B moves toward A at 0.3c
Doppler factor is $\sqrt{\frac{1.3}{0.7}}=1.36$
B shines a red light 400 THz: https://en.wikipedia.org/wiki/Visible_spectrum
Will A see the light as somewhat violet, 742 THz?

2. Jul 25, 2015

### Mentz114

In the formula you wrote $f$ is the received frequency and $f0$ is the sending frequency if the receiver and sender are approaching ( moving towards each other ).

Yes, calculation looks OK. The light has been 'blue-shifted'.

No mirror is involved - the light is being emitted from the source and received without any reflection.

Last edited: Jul 25, 2015
3. Jul 25, 2015

### Stephanus

Thanks Mentz114
Ok, now this.
Let $k = \sqrt{\frac{1+V}{1-V}}$

A see the light blue-shifted, and re emitted the blue-shifted light to B.
Let's say this.
B sends an F frequency light to A. A see the light frequency as F*k.
Now A sends the light with $F*k$ frequency to B again.
B will see the light as $F*k^2$ is that right?
No wait,... if A moves, then every atom in A also dilated.
So actually A sends $\frac{F*k}{\gamma}$
So B will see the light as $\frac{F*k^2}{\gamma}$
No wait, ... the situation is similar.
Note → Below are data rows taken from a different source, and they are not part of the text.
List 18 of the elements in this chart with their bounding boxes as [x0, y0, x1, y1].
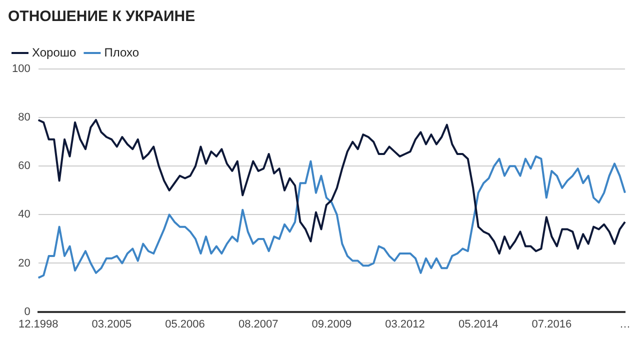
- y-tick-label: 20: [18, 257, 30, 270]
- y-tick-label: 60: [18, 160, 30, 172]
- x-tick-label: 05.2014: [458, 318, 498, 330]
- y-tick-label: 40: [18, 208, 30, 221]
- legend-label: Хорошо: [32, 45, 77, 60]
- x-tick-label: …: [620, 318, 630, 330]
- legend-label: Плохо: [104, 45, 140, 60]
- y-tick-label: 100: [12, 63, 30, 76]
- x-tick-label: 08.2007: [238, 318, 278, 330]
- x-tick-label: 03.2012: [385, 318, 425, 330]
- x-tick-label: 12.1998: [18, 318, 58, 330]
- x-tick-label: 09.2009: [312, 318, 352, 330]
- chart-title: ОТНОШЕНИЕ К УКРАИНЕ: [8, 8, 196, 25]
- y-tick-label: 80: [18, 112, 30, 124]
- x-tick-label: 03.2005: [92, 318, 132, 330]
- x-tick-label: 05.2006: [165, 318, 205, 330]
- x-tick-label: 07.2016: [532, 318, 572, 330]
- y-tick-label: 0: [24, 306, 30, 318]
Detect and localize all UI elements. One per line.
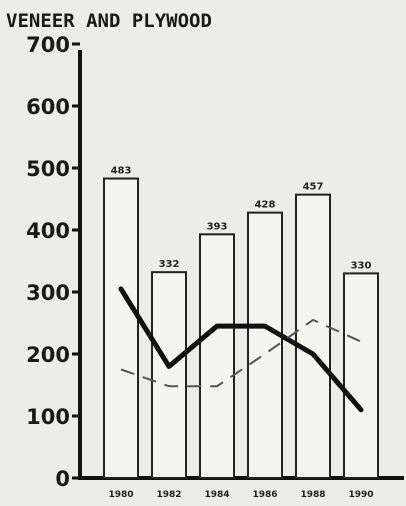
y-tick-label: 200 — [26, 343, 70, 367]
y-tick-label: 400 — [26, 219, 70, 243]
x-tick-label: 1982 — [156, 490, 181, 500]
y-tick-label: 100 — [26, 405, 70, 429]
lines — [118, 286, 364, 413]
y-tick-label: 500 — [26, 157, 70, 181]
bar-data-label: 332 — [159, 259, 180, 270]
data-labels: 483 332 393 428 457 330 — [111, 166, 372, 272]
bar-data-label: 393 — [207, 221, 228, 232]
bar — [199, 233, 235, 479]
x-tick-label: 1984 — [204, 490, 229, 500]
y-ticks: 0 100 200 300 400 500 600 700 — [26, 33, 80, 491]
bar — [295, 193, 331, 479]
y-tick-label: 0 — [55, 467, 70, 491]
solid-series-line — [118, 286, 364, 413]
chart-title: VENEER AND PLYWOOD — [6, 10, 212, 32]
x-tick-label: 1980 — [108, 490, 133, 500]
dashed-series-line — [120, 318, 362, 388]
bar-data-label: 483 — [111, 166, 132, 177]
x-tick-label: 1986 — [252, 490, 277, 500]
y-tick-label: 600 — [26, 95, 70, 119]
bars — [103, 177, 379, 479]
y-tick-label: 300 — [26, 281, 70, 305]
x-ticks: 1980 1982 1984 1986 1988 1990 — [108, 490, 373, 500]
bar — [343, 272, 379, 479]
y-tick-label: 700 — [26, 33, 70, 57]
x-tick-label: 1990 — [348, 490, 373, 500]
bar-data-label: 457 — [303, 182, 324, 193]
bar-data-label: 330 — [351, 260, 372, 271]
bar-data-label: 428 — [255, 200, 276, 211]
bar — [103, 177, 139, 479]
x-tick-label: 1988 — [300, 490, 325, 500]
bar — [151, 271, 187, 479]
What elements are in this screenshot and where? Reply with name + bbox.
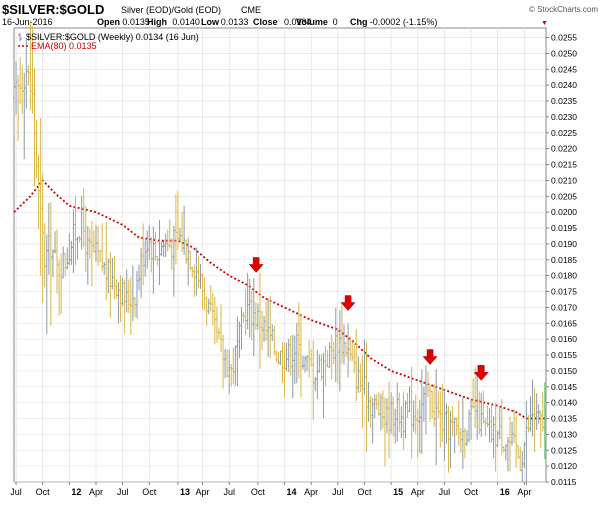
- y-tick-label: 0.0240: [551, 80, 577, 90]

We should use the formula as it is, because A moves toward B and B moves toward A should use the same formula.
1. Is this right that B will see $F*k^2$ if A bounce the signal back to B as it is.
2. What if A bounces the signal not by lamp, but by mirror, what will B see?

Thanks for any help.

4. Jul 25, 2015

### PAllen

An ideal mirror will act like your re-emitter, and the light will be more and more blue shifted ... but the A and B relative speed will be decreasing as energy and momentum are transferred to the light at each reflection.

5. Jul 25, 2015

### Stephanus

Yes, that makes sense.
Light has momentum? Hmhh, reminds me to previous thread about photon with mass.
Okay, confirmation: So it's F*k, F*k2, F*k3, etc...? Please confirm.